- Born: 1866 Glasgow
- Died: 8 August 1912 (aged 45–46)
- Occupation: Egyptologist

= Janet May Buchanan =

Scottish Egyptologist

Janet May Buchanan (1866 - 8 August 1912) was a Scottish Egyptologist, whose collection efforts comprise approximately one quarter of the Egyptian artefacts in the Glasgow Museums' collections.

== Life ==
Janet May Buchanan was born in Glasgow in 1866, the daughter of George Buchanan and Janet Shaw (née Blair). Buchanan was educated at a private school in Cheltenham. On her father's death in 1906, she inherited a substantial sum, enabling the pursuit of her own interests. Among these was Egyptology.
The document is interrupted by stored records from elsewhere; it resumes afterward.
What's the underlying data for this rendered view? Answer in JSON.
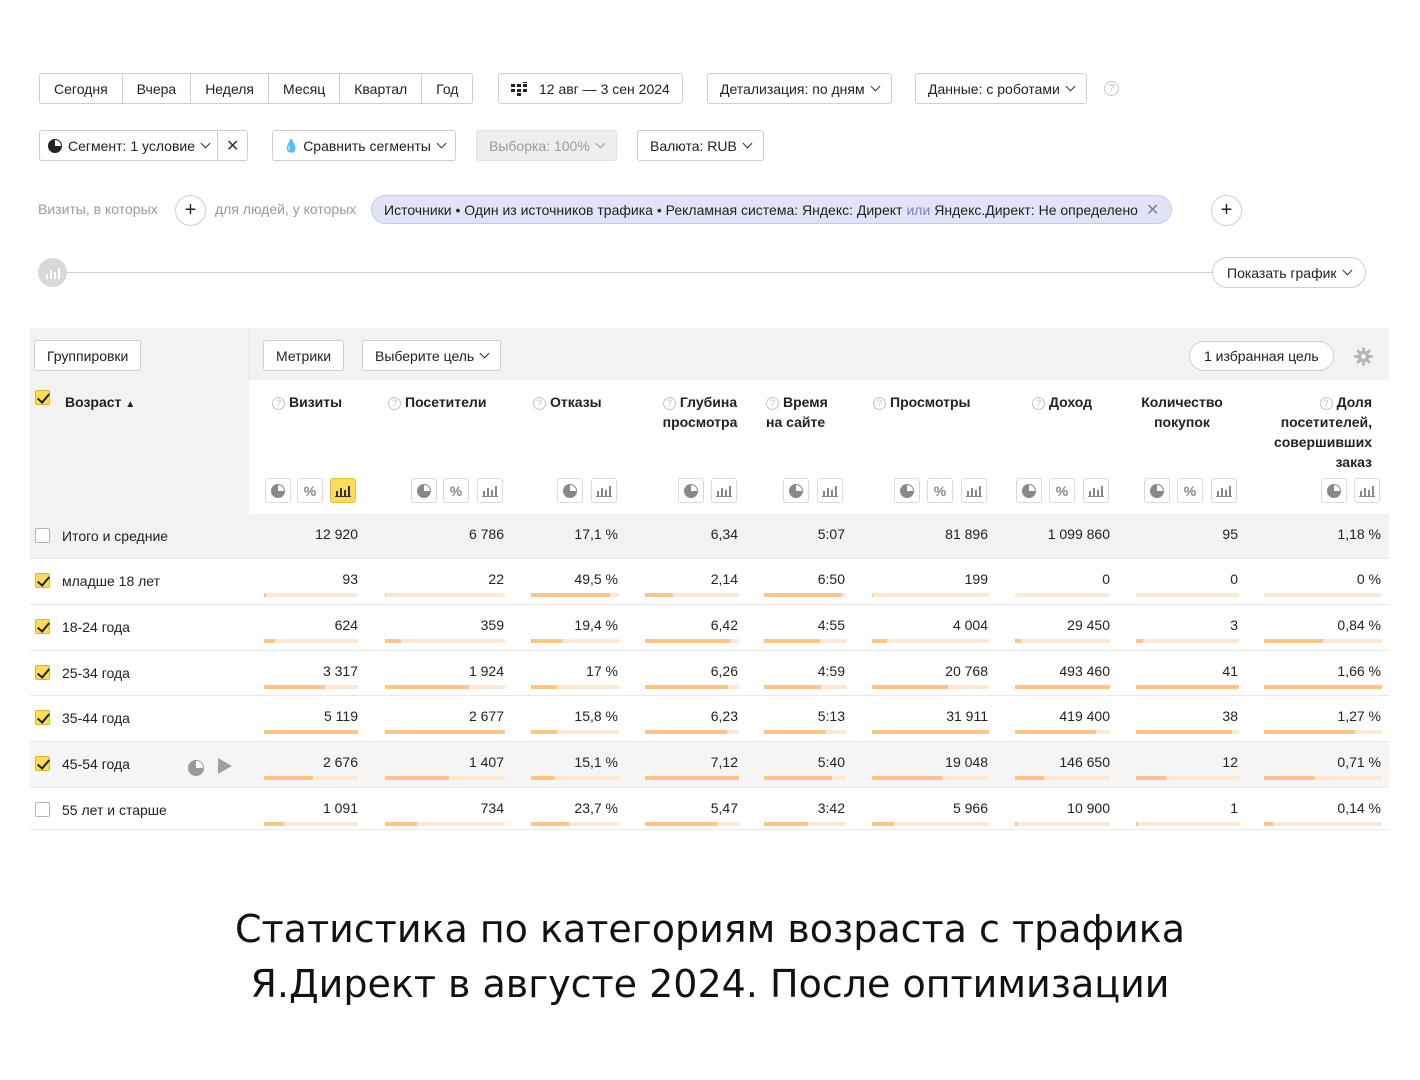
{
  "period_buttons": [
    "Сегодня",
    "Вчера",
    "Неделя",
    "Месяц",
    "Квартал",
    "Год"
  ],
  "date_range": "12 авг — 3 сен 2024",
  "detail": "Детализация: по дням",
  "data_mode": "Данные: с роботами",
  "segment": "Сегмент: 1 условие",
  "compare": "Сравнить сегменты",
  "sample": "Выборка: 100%",
  "currency": "Валюта: RUB",
  "filter": {
    "visits_label": "Визиты, в которых",
    "people_label": "для людей, у которых",
    "pill_text": "Источники • Один из источников трафика • Рекламная система: Яндекс: Директ",
    "pill_or": "или",
    "pill_text2": "Яндекс.Директ: Не определено"
  },
  "show_chart": "Показать график",
  "toolbar": {
    "groupings": "Группировки",
    "metrics": "Метрики",
    "choose_goal": "Выберите цель",
    "favorite_goal": "1 избранная цель"
  },
  "dimension_header": "Возраст",
  "columns": [
    "Визиты",
    "Посетители",
    "Отказы",
    "Глубина просмотра",
    "Время на сайте",
    "Просмотры",
    "Доход",
    "Количество покупок",
    "Доля посетителей, совершивших заказ"
  ],
  "rows": [
    {
      "label": "Итого и средние",
      "checked": false,
      "values": [
        "12 920",
        "6 786",
        "17,1 %",
        "6,34",
        "5:07",
        "81 896",
        "1 099 860",
        "95",
        "1,18 %"
      ]
    },
    {
      "label": "младше 18 лет",
      "checked": true,
      "values": [
        "93",
        "22",
        "49,5 %",
        "2,14",
        "6:50",
        "199",
        "0",
        "0",
        "0 %"
      ]
    },
    {
      "label": "18-24 года",
      "checked": true,
      "values": [
        "624",
        "359",
        "19,4 %",
        "6,42",
        "4:55",
        "4 004",
        "29 450",
        "3",
        "0,84 %"
      ]
    },
    {
      "label": "25-34 года",
      "checked": true,
      "values": [
        "3 317",
        "1 924",
        "17 %",
        "6,26",
        "4:59",
        "20 768",
        "493 460",
        "41",
        "1,66 %"
      ]
    },
    {
      "label": "35-44 года",
      "checked": true,
      "values": [
        "5 119",
        "2 677",
        "15,8 %",
        "6,23",
        "5:13",
        "31 911",
        "419 400",
        "38",
        "1,27 %"
      ]
    },
    {
      "label": "45-54 года",
      "checked": true,
      "values": [
        "2 676",
        "1 407",
        "15,1 %",
        "7,12",
        "5:40",
        "19 048",
        "146 650",
        "12",
        "0,71 %"
      ]
    },
    {
      "label": "55 лет и старше",
      "checked": false,
      "values": [
        "1 091",
        "734",
        "23,7 %",
        "5,47",
        "3:42",
        "5 966",
        "10 900",
        "1",
        "0,14 %"
      ]
    }
  ],
  "row_bars": [
    [
      0.02,
      0.01,
      0.9,
      0.3,
      0.95,
      0.01,
      0.0,
      0.0,
      0.0
    ],
    [
      0.12,
      0.13,
      0.35,
      0.9,
      0.68,
      0.13,
      0.06,
      0.07,
      0.5
    ],
    [
      0.65,
      0.7,
      0.3,
      0.88,
      0.7,
      0.65,
      1.0,
      1.0,
      1.0
    ],
    [
      1.0,
      1.0,
      0.29,
      0.87,
      0.75,
      1.0,
      0.85,
      0.93,
      0.77
    ],
    [
      0.52,
      0.53,
      0.27,
      1.0,
      0.83,
      0.6,
      0.3,
      0.29,
      0.43
    ],
    [
      0.21,
      0.27,
      0.43,
      0.77,
      0.54,
      0.19,
      0.02,
      0.02,
      0.08
    ]
  ],
  "caption": [
    "Статистика по категориям возраста с трафика",
    "Я.Директ в августе 2024. После оптимизации"
  ]
}
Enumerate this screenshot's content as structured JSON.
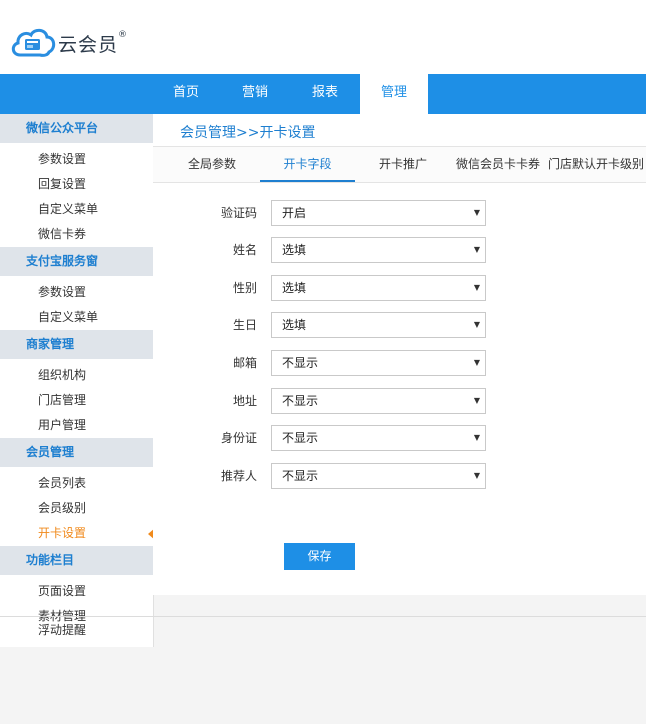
{
  "brand": {
    "name": "云会员",
    "reg": "®"
  },
  "nav": {
    "items": [
      {
        "label": "首页",
        "active": false
      },
      {
        "label": "营销",
        "active": false
      },
      {
        "label": "报表",
        "active": false
      },
      {
        "label": "管理",
        "active": true
      }
    ]
  },
  "sidebar": {
    "groups": [
      {
        "title": "微信公众平台",
        "items": [
          "参数设置",
          "回复设置",
          "自定义菜单",
          "微信卡券"
        ]
      },
      {
        "title": "支付宝服务窗",
        "items": [
          "参数设置",
          "自定义菜单"
        ]
      },
      {
        "title": "商家管理",
        "items": [
          "组织机构",
          "门店管理",
          "用户管理"
        ]
      },
      {
        "title": "会员管理",
        "items": [
          "会员列表",
          "会员级别",
          "开卡设置"
        ]
      },
      {
        "title": "功能栏目",
        "items": [
          "页面设置",
          "素材管理"
        ]
      }
    ],
    "active_item": "开卡设置",
    "overflow_item": "浮动提醒"
  },
  "main": {
    "breadcrumb": "会员管理>>开卡设置",
    "tabs": [
      {
        "label": "全局参数",
        "active": false
      },
      {
        "label": "开卡字段",
        "active": true
      },
      {
        "label": "开卡推广",
        "active": false
      },
      {
        "label": "微信会员卡卡券",
        "active": false
      },
      {
        "label": "门店默认开卡级别",
        "active": false
      }
    ],
    "fields": [
      {
        "label": "验证码",
        "value": "开启"
      },
      {
        "label": "姓名",
        "value": "选填"
      },
      {
        "label": "性别",
        "value": "选填"
      },
      {
        "label": "生日",
        "value": "选填"
      },
      {
        "label": "邮箱",
        "value": "不显示"
      },
      {
        "label": "地址",
        "value": "不显示"
      },
      {
        "label": "身份证",
        "value": "不显示"
      },
      {
        "label": "推荐人",
        "value": "不显示"
      }
    ],
    "save_label": "保存"
  },
  "colors": {
    "accent": "#1e8fe6",
    "active_item": "#f08a1c",
    "group_bg": "#dfe4ea"
  },
  "icons": {
    "logo": "cloud-card-logo-icon",
    "dropdown": "dropdown-caret-icon",
    "active_marker": "left-triangle-icon"
  }
}
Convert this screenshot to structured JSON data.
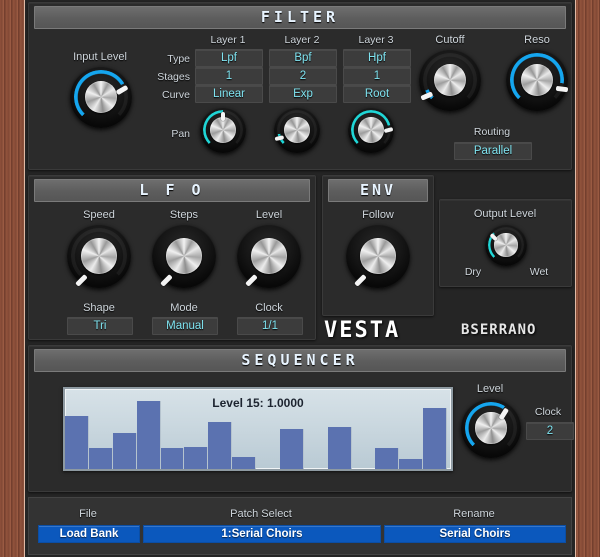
{
  "app": {
    "brand": "VESTA",
    "vendor": "BSERRANO"
  },
  "filter": {
    "title": "FILTER",
    "input_level_label": "Input Level",
    "input_level_value": 0.72,
    "row_labels": [
      "Type",
      "Stages",
      "Curve"
    ],
    "layer_headers": [
      "Layer 1",
      "Layer 2",
      "Layer 3"
    ],
    "type": [
      "Lpf",
      "Bpf",
      "Hpf"
    ],
    "stages": [
      "1",
      "2",
      "1"
    ],
    "curve": [
      "Linear",
      "Exp",
      "Root"
    ],
    "pan_label": "Pan",
    "pan_values": [
      0.5,
      0.12,
      0.78
    ],
    "cutoff_label": "Cutoff",
    "cutoff_value": 0.08,
    "reso_label": "Reso",
    "reso_value": 0.86,
    "routing_label": "Routing",
    "routing_value": "Parallel"
  },
  "lfo": {
    "title": "L F O",
    "knobs": [
      {
        "label": "Speed",
        "value": 0.0
      },
      {
        "label": "Steps",
        "value": 0.0
      },
      {
        "label": "Level",
        "value": 0.0
      }
    ],
    "shape_label": "Shape",
    "shape_value": "Tri",
    "mode_label": "Mode",
    "mode_value": "Manual",
    "clock_label": "Clock",
    "clock_value": "1/1"
  },
  "env": {
    "title": "ENV",
    "follow_label": "Follow",
    "follow_value": 0.0
  },
  "output": {
    "label": "Output Level",
    "value": 0.33,
    "dry_label": "Dry",
    "wet_label": "Wet"
  },
  "sequencer": {
    "title": "SEQUENCER",
    "caption": "Level 15: 1.0000",
    "level_label": "Level",
    "level_value": 0.62,
    "clock_label": "Clock",
    "clock_value": "2"
  },
  "bottom": {
    "file_label": "File",
    "load_bank_label": "Load Bank",
    "patch_select_label": "Patch Select",
    "patch_select_value": "1:Serial Choirs",
    "rename_label": "Rename",
    "rename_value": "Serial Choirs"
  },
  "colors": {
    "led_blue": "#15a6ef",
    "led_cyan": "#1fd6d6",
    "value_text": "#7fe3f0",
    "button_blue": "#0b58bd",
    "bar_blue": "#5b72b0"
  },
  "chart_data": {
    "type": "bar",
    "title": "Level 15: 1.0000",
    "categories": [
      "1",
      "2",
      "3",
      "4",
      "5",
      "6",
      "7",
      "8",
      "9",
      "10",
      "11",
      "12",
      "13",
      "14",
      "15",
      "16"
    ],
    "values": [
      0.7,
      0.28,
      0.48,
      0.9,
      0.28,
      0.29,
      0.62,
      0.16,
      0.0,
      0.52,
      0.0,
      0.55,
      0.0,
      0.27,
      0.13,
      0.8
    ],
    "ylim": [
      0,
      1
    ],
    "xlabel": "",
    "ylabel": "",
    "grid": false,
    "legend": false
  }
}
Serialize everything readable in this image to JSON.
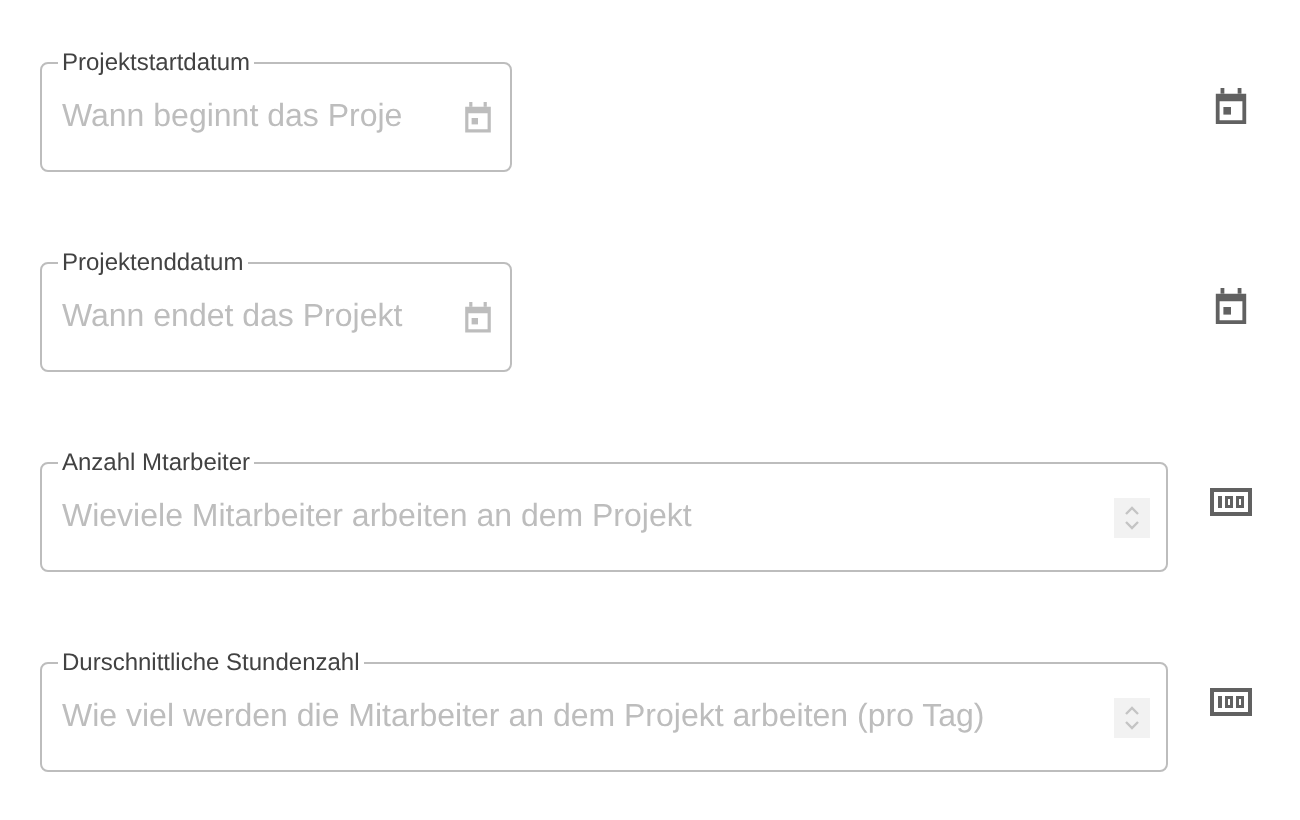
{
  "fields": [
    {
      "kind": "date",
      "label": "Projektstartdatum",
      "placeholder": "Wann beginnt das Proje"
    },
    {
      "kind": "date",
      "label": "Projektenddatum",
      "placeholder": "Wann endet das Projekt"
    },
    {
      "kind": "number",
      "label": "Anzahl Mtarbeiter",
      "placeholder": "Wieviele Mitarbeiter arbeiten an dem Projekt"
    },
    {
      "kind": "number",
      "label": "Durschnittliche Stundenzahl",
      "placeholder": "Wie viel werden die Mitarbeiter an dem Projekt arbeiten (pro Tag)"
    }
  ]
}
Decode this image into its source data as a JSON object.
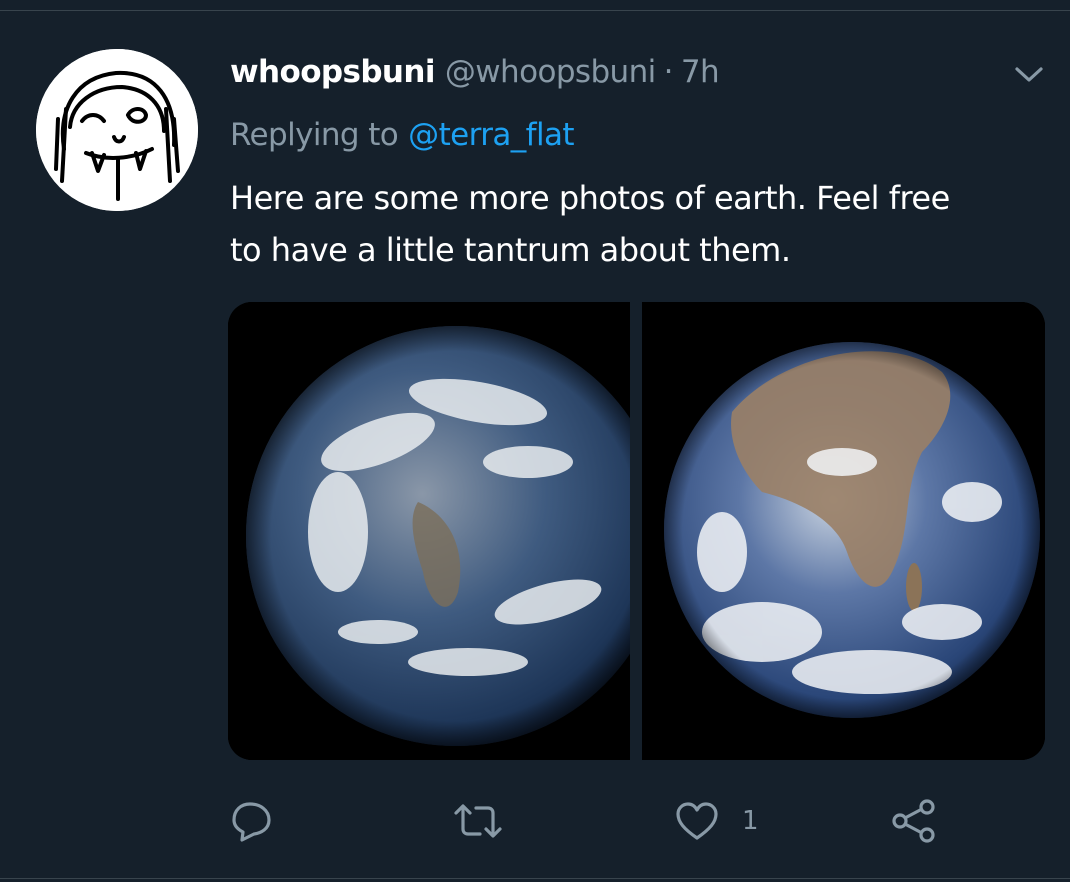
{
  "tweet": {
    "display_name": "whoopsbuni",
    "handle": "@whoopsbuni",
    "separator": "·",
    "timestamp": "7h",
    "replying_to_label": "Replying to",
    "replying_to_handle": "@terra_flat",
    "text_lines": [
      "Here are some more photos of earth. Feel free",
      "to have a little tantrum about them."
    ],
    "photos": [
      {
        "icon": "earth-photo-americas"
      },
      {
        "icon": "earth-photo-africa"
      }
    ]
  },
  "actions": {
    "reply_icon": "comment-icon",
    "retweet_icon": "retweet-icon",
    "like_icon": "heart-icon",
    "like_count": "1",
    "share_icon": "share-icon"
  },
  "colors": {
    "background": "#15202b",
    "secondary_text": "#8899a6",
    "link": "#1da1f2",
    "divider": "#38444d"
  }
}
Buchanan was the founder of two organisations for the purpose of supporting excavations: Egypt Research Students Association (with branches in both Glasgow and Edinburgh), and the Glasgow Egypt Society. In 1912, she curated Glasgow's first exhibition of Egyptian material, held at the Kelvingrove Museum. Although Buchanan was killed in a car accident just three weeks after the exhibition's opening, it continued for six months and welcomed 10,000 visitors a week.

== Death ==
Janet May Buchanan died on 8 December 1912.